O cientista que percorre milhares de quilômetros para salvar uma das águias mais misteriosas da América do Sul

José Sarasola desafiou crenças populares para proteger a águia-cinzenta, uma das das mais ameaçadas da América do Sul (Foto: ARQUIVO PESSOAL)

 

Um encontro com uma águia morta mudou a vida do cientista argentino José Sarasola.

Ele havia acabado de se formar na universidade e começava seus trabalhos de conservação ambiental na província de La Pampa, no centro do país, quando viu a ave caída perto de uma cerca.

"Era uma águia-cinzenta jovem que havia sido abatida com arma de fogo, e foi meu primeiro encontro com uma destas aves", relata.

"Ela foi propositalmente colocada ali, porque existe uma crença, não só nesta região mas também na Patagônia, e em relação a outras espécies consideradas prejudiciais para o gado, como raposas e pumas, que expor os indivíduos abatidos dessa maneira mantém outros animais longe."

O pesquisador diz que o encontro foi marcante para seu futuro na conservação ambiental.

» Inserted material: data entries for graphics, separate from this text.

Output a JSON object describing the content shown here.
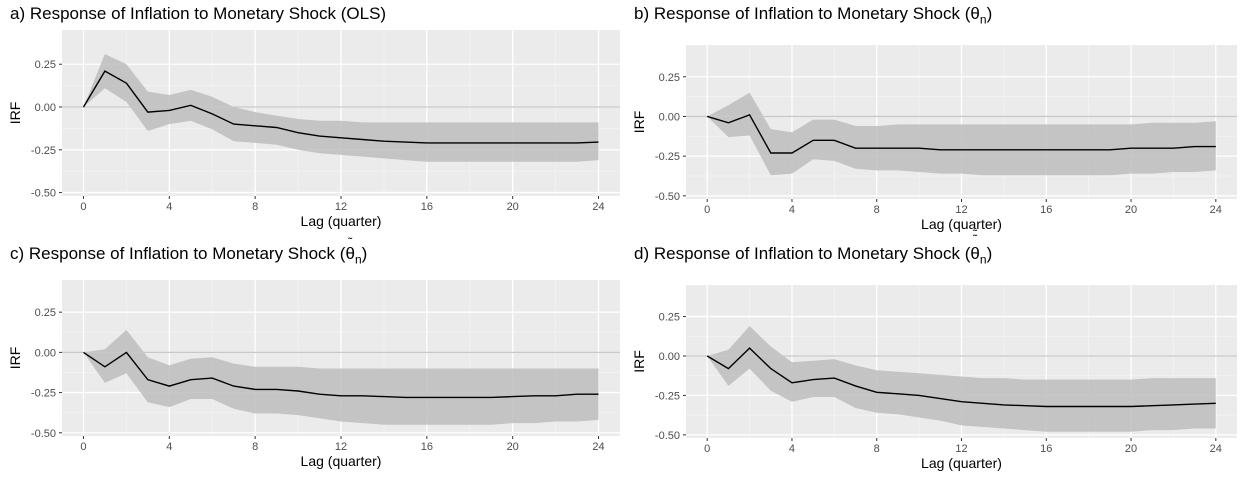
{
  "chart_data": [
    {
      "type": "line",
      "title_prefix": "a) Response of Inflation to Monetary Shock ",
      "title_symbol": "(OLS)",
      "title_symbol_type": "text",
      "xlabel": "Lag (quarter)",
      "ylabel": "IRF",
      "xlim": [
        -1,
        25
      ],
      "ylim": [
        -0.52,
        0.45
      ],
      "xticks": [
        0,
        4,
        8,
        12,
        16,
        20,
        24
      ],
      "xtick_labels": [
        "0",
        "4",
        "8",
        "12",
        "16",
        "20",
        "24"
      ],
      "yticks": [
        -0.5,
        -0.25,
        0,
        0.25
      ],
      "ytick_labels": [
        "-0.50",
        "-0.25",
        "0.00",
        "0.25"
      ],
      "grid": true,
      "x": [
        0,
        1,
        2,
        3,
        4,
        5,
        6,
        7,
        8,
        9,
        10,
        11,
        12,
        13,
        14,
        15,
        16,
        17,
        18,
        19,
        20,
        21,
        22,
        23,
        24
      ],
      "irf": [
        0.0,
        0.21,
        0.14,
        -0.03,
        -0.02,
        0.01,
        -0.04,
        -0.1,
        -0.11,
        -0.12,
        -0.15,
        -0.17,
        -0.18,
        -0.19,
        -0.2,
        -0.205,
        -0.21,
        -0.21,
        -0.21,
        -0.21,
        -0.21,
        -0.21,
        -0.21,
        -0.21,
        -0.205
      ],
      "upper": [
        0.0,
        0.31,
        0.25,
        0.09,
        0.07,
        0.1,
        0.06,
        0.0,
        -0.03,
        -0.05,
        -0.07,
        -0.08,
        -0.08,
        -0.09,
        -0.09,
        -0.09,
        -0.09,
        -0.09,
        -0.09,
        -0.09,
        -0.09,
        -0.09,
        -0.09,
        -0.09,
        -0.09
      ],
      "lower": [
        0.0,
        0.11,
        0.03,
        -0.14,
        -0.1,
        -0.08,
        -0.13,
        -0.2,
        -0.21,
        -0.22,
        -0.25,
        -0.27,
        -0.28,
        -0.29,
        -0.3,
        -0.31,
        -0.32,
        -0.32,
        -0.32,
        -0.32,
        -0.32,
        -0.32,
        -0.32,
        -0.32,
        -0.31
      ]
    },
    {
      "type": "line",
      "title_prefix": "b) Response of Inflation to Monetary Shock ",
      "title_symbol": "hat",
      "title_symbol_type": "theta",
      "xlabel": "Lag (quarter)",
      "ylabel": "IRF",
      "xlim": [
        -1,
        25
      ],
      "ylim": [
        -0.52,
        0.45
      ],
      "xticks": [
        0,
        4,
        8,
        12,
        16,
        20,
        24
      ],
      "xtick_labels": [
        "0",
        "4",
        "8",
        "12",
        "16",
        "20",
        "24"
      ],
      "yticks": [
        -0.5,
        -0.25,
        0,
        0.25
      ],
      "ytick_labels": [
        "-0.50",
        "-0.25",
        "0.00",
        "0.25"
      ],
      "grid": true,
      "x": [
        0,
        1,
        2,
        3,
        4,
        5,
        6,
        7,
        8,
        9,
        10,
        11,
        12,
        13,
        14,
        15,
        16,
        17,
        18,
        19,
        20,
        21,
        22,
        23,
        24
      ],
      "irf": [
        0.0,
        -0.04,
        0.01,
        -0.23,
        -0.23,
        -0.15,
        -0.15,
        -0.2,
        -0.2,
        -0.2,
        -0.2,
        -0.21,
        -0.21,
        -0.21,
        -0.21,
        -0.21,
        -0.21,
        -0.21,
        -0.21,
        -0.21,
        -0.2,
        -0.2,
        -0.2,
        -0.19,
        -0.19
      ],
      "upper": [
        0.0,
        0.07,
        0.15,
        -0.08,
        -0.1,
        -0.02,
        -0.02,
        -0.06,
        -0.06,
        -0.05,
        -0.05,
        -0.05,
        -0.05,
        -0.05,
        -0.05,
        -0.05,
        -0.05,
        -0.05,
        -0.05,
        -0.05,
        -0.05,
        -0.04,
        -0.04,
        -0.04,
        -0.03
      ],
      "lower": [
        0.0,
        -0.13,
        -0.12,
        -0.37,
        -0.36,
        -0.27,
        -0.28,
        -0.33,
        -0.34,
        -0.34,
        -0.35,
        -0.36,
        -0.36,
        -0.37,
        -0.37,
        -0.37,
        -0.37,
        -0.37,
        -0.37,
        -0.37,
        -0.36,
        -0.36,
        -0.35,
        -0.35,
        -0.34
      ]
    },
    {
      "type": "line",
      "title_prefix": "c) Response of Inflation to Monetary Shock ",
      "title_symbol": "tilde",
      "title_symbol_type": "theta",
      "xlabel": "Lag (quarter)",
      "ylabel": "IRF",
      "xlim": [
        -1,
        25
      ],
      "ylim": [
        -0.52,
        0.45
      ],
      "xticks": [
        0,
        4,
        8,
        12,
        16,
        20,
        24
      ],
      "xtick_labels": [
        "0",
        "4",
        "8",
        "12",
        "16",
        "20",
        "24"
      ],
      "yticks": [
        -0.5,
        -0.25,
        0,
        0.25
      ],
      "ytick_labels": [
        "-0.50",
        "-0.25",
        "0.00",
        "0.25"
      ],
      "grid": true,
      "x": [
        0,
        1,
        2,
        3,
        4,
        5,
        6,
        7,
        8,
        9,
        10,
        11,
        12,
        13,
        14,
        15,
        16,
        17,
        18,
        19,
        20,
        21,
        22,
        23,
        24
      ],
      "irf": [
        0.0,
        -0.09,
        0.0,
        -0.17,
        -0.21,
        -0.17,
        -0.16,
        -0.21,
        -0.23,
        -0.23,
        -0.24,
        -0.26,
        -0.27,
        -0.27,
        -0.275,
        -0.28,
        -0.28,
        -0.28,
        -0.28,
        -0.28,
        -0.275,
        -0.27,
        -0.27,
        -0.26,
        -0.26
      ],
      "upper": [
        0.0,
        0.02,
        0.14,
        -0.03,
        -0.08,
        -0.04,
        -0.03,
        -0.07,
        -0.09,
        -0.09,
        -0.09,
        -0.1,
        -0.1,
        -0.1,
        -0.1,
        -0.1,
        -0.1,
        -0.1,
        -0.1,
        -0.1,
        -0.1,
        -0.1,
        -0.1,
        -0.1,
        -0.1
      ],
      "lower": [
        0.0,
        -0.19,
        -0.13,
        -0.31,
        -0.34,
        -0.29,
        -0.29,
        -0.35,
        -0.38,
        -0.38,
        -0.39,
        -0.41,
        -0.43,
        -0.44,
        -0.45,
        -0.45,
        -0.45,
        -0.45,
        -0.45,
        -0.45,
        -0.44,
        -0.44,
        -0.43,
        -0.43,
        -0.42
      ]
    },
    {
      "type": "line",
      "title_prefix": "d) Response of Inflation to Monetary Shock ",
      "title_symbol": "double-tilde",
      "title_symbol_type": "theta",
      "xlabel": "Lag (quarter)",
      "ylabel": "IRF",
      "xlim": [
        -1,
        25
      ],
      "ylim": [
        -0.52,
        0.45
      ],
      "xticks": [
        0,
        4,
        8,
        12,
        16,
        20,
        24
      ],
      "xtick_labels": [
        "0",
        "4",
        "8",
        "12",
        "16",
        "20",
        "24"
      ],
      "yticks": [
        -0.5,
        -0.25,
        0,
        0.25
      ],
      "ytick_labels": [
        "-0.50",
        "-0.25",
        "0.00",
        "0.25"
      ],
      "grid": true,
      "x": [
        0,
        1,
        2,
        3,
        4,
        5,
        6,
        7,
        8,
        9,
        10,
        11,
        12,
        13,
        14,
        15,
        16,
        17,
        18,
        19,
        20,
        21,
        22,
        23,
        24
      ],
      "irf": [
        0.0,
        -0.08,
        0.05,
        -0.08,
        -0.17,
        -0.15,
        -0.14,
        -0.19,
        -0.23,
        -0.24,
        -0.25,
        -0.27,
        -0.29,
        -0.3,
        -0.31,
        -0.315,
        -0.32,
        -0.32,
        -0.32,
        -0.32,
        -0.32,
        -0.315,
        -0.31,
        -0.305,
        -0.3
      ],
      "upper": [
        0.0,
        0.04,
        0.19,
        0.06,
        -0.04,
        -0.03,
        -0.02,
        -0.06,
        -0.09,
        -0.1,
        -0.11,
        -0.12,
        -0.13,
        -0.14,
        -0.14,
        -0.15,
        -0.15,
        -0.15,
        -0.15,
        -0.15,
        -0.15,
        -0.14,
        -0.14,
        -0.14,
        -0.14
      ],
      "lower": [
        0.0,
        -0.19,
        -0.08,
        -0.22,
        -0.29,
        -0.26,
        -0.26,
        -0.33,
        -0.36,
        -0.37,
        -0.39,
        -0.41,
        -0.44,
        -0.45,
        -0.46,
        -0.47,
        -0.48,
        -0.48,
        -0.48,
        -0.48,
        -0.48,
        -0.47,
        -0.47,
        -0.46,
        -0.46
      ]
    }
  ],
  "colors": {
    "panel_bg": "#ebebeb",
    "grid_major": "#ffffff",
    "grid_minor": "#f4f4f4",
    "band": "#bdbdbd",
    "zero_line": "#c8c8c8",
    "line": "#000000",
    "tick_text": "#4d4d4d",
    "axis_text": "#000000"
  }
}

Sarasola decidiu a partir dali se dedicar a proteger a água-cinzenta (Buteogallus coronatus), uma das mais ameaçadas de extinção na América do Sul.

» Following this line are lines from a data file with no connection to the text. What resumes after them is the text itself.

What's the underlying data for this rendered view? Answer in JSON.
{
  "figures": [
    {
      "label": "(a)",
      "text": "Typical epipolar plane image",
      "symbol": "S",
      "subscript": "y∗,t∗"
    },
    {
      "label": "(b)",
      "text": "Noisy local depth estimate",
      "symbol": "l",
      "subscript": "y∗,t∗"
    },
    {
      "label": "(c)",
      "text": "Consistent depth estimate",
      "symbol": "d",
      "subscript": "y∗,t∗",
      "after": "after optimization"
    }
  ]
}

Em sua missão de protegê-la, Sarasola desafiou crenças e percorreu milhares de quilômetros para levar sua mensagem aos povoados locais e escolas remotas.

E seu trabalho lhe rendeu neste mês um dos maiores reconhecimentos na área, o prêmio Whitney, entregue anualmente pela fundação de mesmo nome sediada na Inglaterra.

Espécie era quase desconhecida

A águia-cinzenta pode ser encontrada no Sul do Brasil, no Paraguai, na Bolívia e na Argentina, até o norte da Patagônia.

A União Internacional pela Conservação da Natureza, uma organização sediada na Suíça, diz que a espécie corre risco de extinção e estima sua populção global em menos mil indivíduos reprodutores.

A espécie corre risco de extinção, segundo a União Internacional para a Conservação da Natureza (Foto: ARQUIVO PESSOAL)

 

Estas águias vivem principalmente em habitats áridos ou semiáridos formados por arbustos, pastagens e bosques, onde se alimenta dos animais que vivem nestes locais, principalmente tatus e serpentes, explica Sarasola.

O cientista fundou em 2001 o Centro de Estudo e Conservação das Aves de Rapina da Argentina (Cecara) na Universidade Nacional de La Pampa, por meio do qual começou a estudar a ecologia da águia-cinzenta.

"A espécie era quase desconhecida, não só para a população local, mas também para a ciência, já que o último registro de aninhamento havia sido feito há mais de 25 anos no noroeste argentino", destaca Sarasola.

Águias eram perseguidas e morriam afogadas e eletrocutadas

A primeira ameaça identificada pelo Cecara foi a perseguição de águias por humanos pela crença de que "comem as ovelhas". Sarasola também registrou casos de águias que morreram afogadas acidentalmente nos reservatórios de água para gado nestas regiões secas.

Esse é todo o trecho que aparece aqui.